Physics A Level | Chapter 1: Kinematics 1.5 Combining displacements
The walkers shown in Figure 1.12 are crossing difficult ground. They navigate from one prominent point to the next, travelling in a series of straight lines. From the map, they can work out the distance that they travel and their displacement from their starting point:
distance travelled = $25 km$
(Lay thread along route on map; measure thread against map scale.)
displacement = $15 km$ in the direction ${045^ \circ },N{45^ \circ }$ E or north-east
(Join starting and finishing points with straight line; measure line against scale.)
A map is a scale drawing. You can find your displacement by measuring the map. But how can you calculate your displacement? You need to use ideas from geometry and trigonometry. Worked examples 3 and 4 show how.
WORKED EXAMPLES
3) A spider runs along two sides of a table (Figure 1.13). Calculate its final displacement.
Step 1: Because the two sections of the spider’s run (OA and AB) are at right angles, we can add the two displacements using Pythagoras’s theorem:
$\begin{array}{l}
O{B^2} = O{A^2} + A{B^2}\\
= 0.{8^2} + 1.{2^2} = 2.08\\
OB = \sqrt {2.08} = 1.44m \approx 1.4m
\end{array}$
Step 2: Displacement is a vector. We have found the magnitude of this vector, but now we have to find its direction. The angle $\theta $ is given by:
$\begin{array}{l}
\tan \theta = \frac{{opp}}{{adj}} = \frac{{0.8}}{{1.2}}\\
= 0.667
\end{array}$
$\begin{array}{l}
\theta = {\tan ^{ - 1}}(0.667)\\
= 33.{7^ \circ } \approx {34^ \circ }
\end{array}$
So the spider’s displacement is $1.4 m$ at ${056^ \circ }$ or $N{056^ \circ }E$ or at an angle of ${34^ \circ }$ north of east.
4) An aircraft flies $30 km$ due east and then $50 km$ north-east (Figure 1.14). Calculate the final displacement of the aircraft.
Here, the two displacements are not at ${90^ \circ }$ to one another, so we can’t use Pythagoras’s theorem.
We can solve this problem by making a scale drawing, and measuring the final displacement.
(However, you could solve the same problem using trigonometry.)
Step 1: Choose a suitable scale. Your diagram should be reasonably large; in this case, a scale of $1cm$ to represent $5 km$ is reasonable.
Step 2: Draw a line to represent the first vector. North is at the top of the page. The line is $6 cm$ long, towards the east (right).
Step 3: Draw a line to represent the second vector, starting at the end of the first vector. The line is $10 cm$ long, and at an angle of ${45^ \circ }$ (Figure 1.15)
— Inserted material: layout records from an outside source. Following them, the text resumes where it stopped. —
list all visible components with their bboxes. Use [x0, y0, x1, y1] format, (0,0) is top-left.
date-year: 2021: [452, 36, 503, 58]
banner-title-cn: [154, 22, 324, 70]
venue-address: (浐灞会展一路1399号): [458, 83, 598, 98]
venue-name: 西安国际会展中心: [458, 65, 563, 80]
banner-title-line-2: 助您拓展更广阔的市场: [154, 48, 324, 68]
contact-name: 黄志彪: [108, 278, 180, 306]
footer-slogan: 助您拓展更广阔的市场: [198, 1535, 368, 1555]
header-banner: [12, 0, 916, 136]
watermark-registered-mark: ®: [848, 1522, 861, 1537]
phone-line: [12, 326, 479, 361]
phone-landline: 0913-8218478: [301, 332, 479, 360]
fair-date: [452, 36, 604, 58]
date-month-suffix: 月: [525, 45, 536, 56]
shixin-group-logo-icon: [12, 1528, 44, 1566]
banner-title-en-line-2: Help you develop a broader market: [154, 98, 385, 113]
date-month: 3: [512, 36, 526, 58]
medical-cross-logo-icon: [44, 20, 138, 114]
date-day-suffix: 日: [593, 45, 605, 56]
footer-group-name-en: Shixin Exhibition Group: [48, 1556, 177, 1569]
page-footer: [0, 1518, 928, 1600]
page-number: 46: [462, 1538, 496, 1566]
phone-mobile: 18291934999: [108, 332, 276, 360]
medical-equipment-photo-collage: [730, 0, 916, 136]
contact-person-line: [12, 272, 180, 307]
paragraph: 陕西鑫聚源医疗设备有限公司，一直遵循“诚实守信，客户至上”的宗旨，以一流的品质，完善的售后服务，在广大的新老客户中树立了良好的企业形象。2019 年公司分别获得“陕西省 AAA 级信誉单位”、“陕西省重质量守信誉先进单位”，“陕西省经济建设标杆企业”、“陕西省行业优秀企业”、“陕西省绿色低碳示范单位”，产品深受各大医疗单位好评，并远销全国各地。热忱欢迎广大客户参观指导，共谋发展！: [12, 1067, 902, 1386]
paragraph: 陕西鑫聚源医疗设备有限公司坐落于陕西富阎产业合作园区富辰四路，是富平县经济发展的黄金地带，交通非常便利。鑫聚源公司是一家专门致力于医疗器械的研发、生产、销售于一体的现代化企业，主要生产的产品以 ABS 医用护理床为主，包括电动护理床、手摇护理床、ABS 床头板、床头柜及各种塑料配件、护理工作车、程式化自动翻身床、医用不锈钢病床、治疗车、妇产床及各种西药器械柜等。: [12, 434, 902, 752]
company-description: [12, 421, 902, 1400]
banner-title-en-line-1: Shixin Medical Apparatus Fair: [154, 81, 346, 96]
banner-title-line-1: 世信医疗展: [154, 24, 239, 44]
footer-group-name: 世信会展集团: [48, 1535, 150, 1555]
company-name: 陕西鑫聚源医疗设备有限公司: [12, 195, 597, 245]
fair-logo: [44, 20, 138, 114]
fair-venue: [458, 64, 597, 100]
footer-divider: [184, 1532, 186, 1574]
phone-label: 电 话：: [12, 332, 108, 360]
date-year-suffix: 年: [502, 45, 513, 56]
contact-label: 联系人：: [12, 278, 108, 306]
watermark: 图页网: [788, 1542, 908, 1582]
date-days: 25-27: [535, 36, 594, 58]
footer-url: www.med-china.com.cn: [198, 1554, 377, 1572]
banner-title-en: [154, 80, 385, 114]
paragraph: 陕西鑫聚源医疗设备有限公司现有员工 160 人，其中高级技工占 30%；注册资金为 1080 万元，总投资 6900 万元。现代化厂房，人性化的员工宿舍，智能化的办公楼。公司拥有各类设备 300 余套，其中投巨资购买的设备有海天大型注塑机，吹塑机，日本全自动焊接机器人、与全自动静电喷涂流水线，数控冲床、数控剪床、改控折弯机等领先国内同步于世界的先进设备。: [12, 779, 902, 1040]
Step 4: To find the final displacement, join the start to the finish. You have created a vector triangle. Measure this displacement vector, and use the scale to convert back to kilometres:
length of vector = $14.8 cm$
final displacement = $14.8 \times 5 = 74\,km$
Step 5: Measure the angle of the final displacement vector:
angle = ${28^ \circ }\,N$ of E
Therefore the aircraft’s final displacement is $74 km$ at ${28^ \circ }\,$ north of east, ${062^ \circ }\,$ or $N{62^ \circ }\,E$.
Questions
14) You walk $3.0 km$ due north, and then $4.0 km$ due east.
a: Calculate the total distance in km you have travelled.
b: Make a scale drawing of your walk, and use it to find your final displacement. Remember to give both the magnitude and the direction.
c: Check your answer to part b by calculating your displacement.
15) A student walks $8.0 km$ south-east and then $12 km$ due west.
a: Draw a vector diagram showing the route. Use your diagram to find the total displacement.
Remember to give the scale on your diagram and to give the direction as well as the magnitude of your answer.
b: Calculate the resultant displacement. Show your working clearly.
This process of adding two displacements together (or two or more of any type of vector) is known as vector addition. When two or more vectors are added together, their combined effect is known as the resultant of the vectors.